Title III and IV of ICWA outline the major provisions in the act in regards to record keeping, record availability and confidentiality of records. The Department of Health, Education and Welfare quote ICWA in their Questions and Answers document when they state that, “State agencies involved in adoption or foster care proceedings should keep adequate records of their involvement in order to comply with the provisions related to record keeping, record accountability, and confidentiality.” In regards to this, sections 102(c), 105(e), 107, and 301(a) are of particular importance. Documentation of adoption and foster proceedings are not only important to the government, courts, and agencies to ensure compliance with ICWA, but it is vital to Native American adoptees who were adopted out and/or placed in foster care with non-Native Americans and are seeking to be reunited with their biological families and tribal nations. Section 107, which states, “State court records must be kept in order to allow any [Native American] who has reached age 18 and who was the subject of an adoptive placement, to find out his or her tribal affiliation and any other information that might be necessary to protect any rights flowing from that affiliation.” Section 301(a) also states, “State court records must be kept on all adoption proceedings in order to provide the Secretary of the Interior with a copy of the final decree plus information about tribal affiliation of the child and the names and addresses of the biological parents and adoptive parents, and the identity of any agency having information relating to the adoptive placement.” These two sections are utilized in particular by Native American adoptees.

It is important that not only child welfare agencies and courts understand ICWA, but for the general public know and understand this law as well.
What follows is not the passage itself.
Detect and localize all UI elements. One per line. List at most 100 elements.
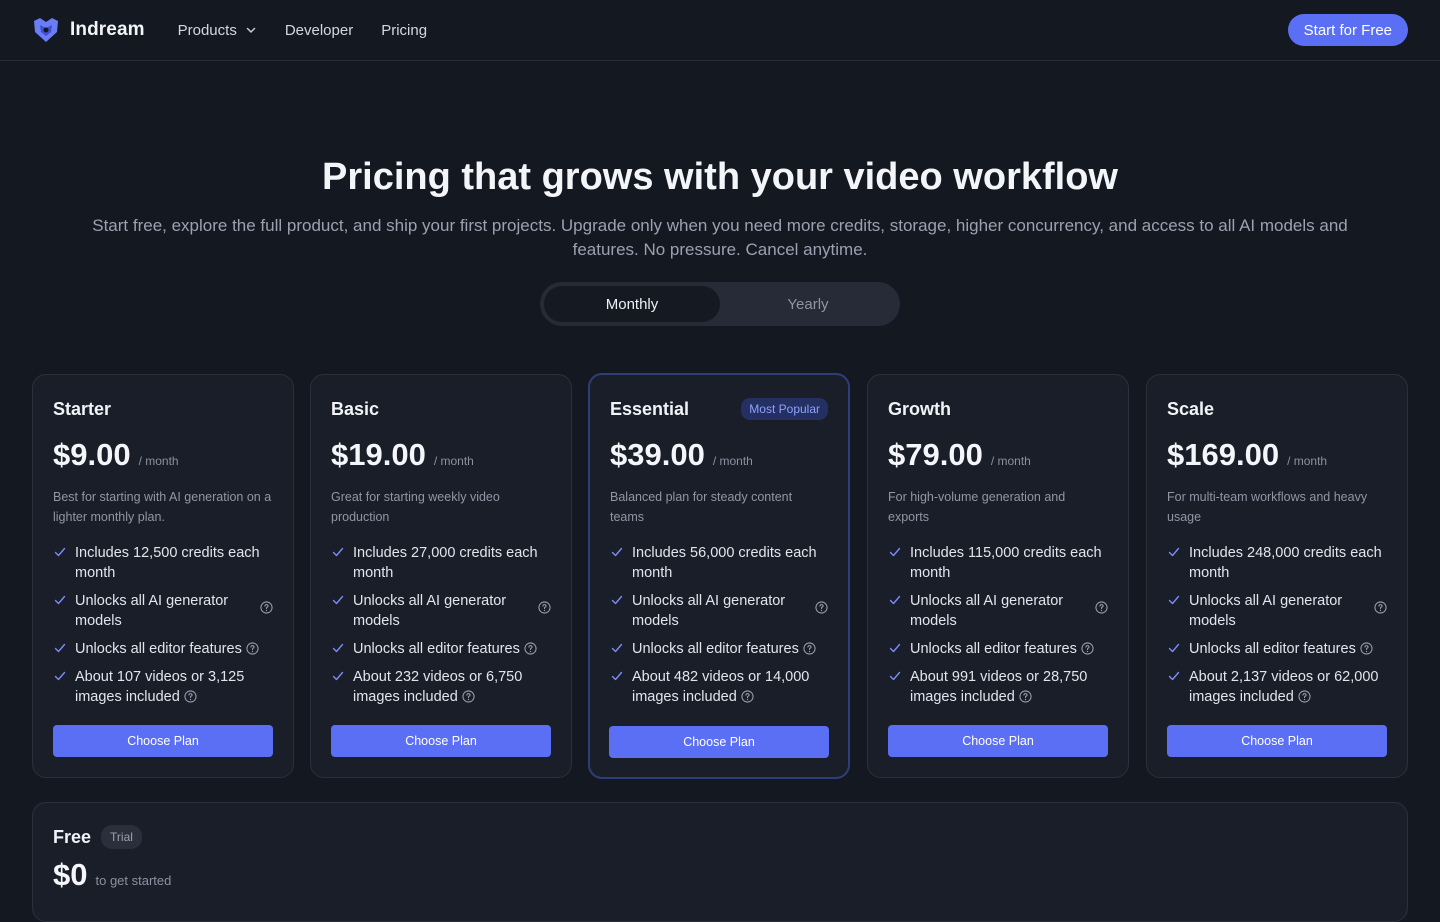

It is my hope that with more resources regarding ICWA available, that more native families and nations will be able to utilize it to protect their children; and that native adoptees will understand what has happened to them in a legal context. By understanding ICWA and analyzing how it has or has not helped to reduce the number of children being taken from our communities, since it’s passage in 1978, we can further work to find ways to strengthen it.

Brit Reed (Choctaw) is a native adoptee. She received her Bachelors of Art in 2014 through the Evergreen State College Reservation Based Community Determined program. She is currently a member of the 2014-2016 Master in Public Administration with a Concentration in Tribal Governance cohort at the Evergreen State College.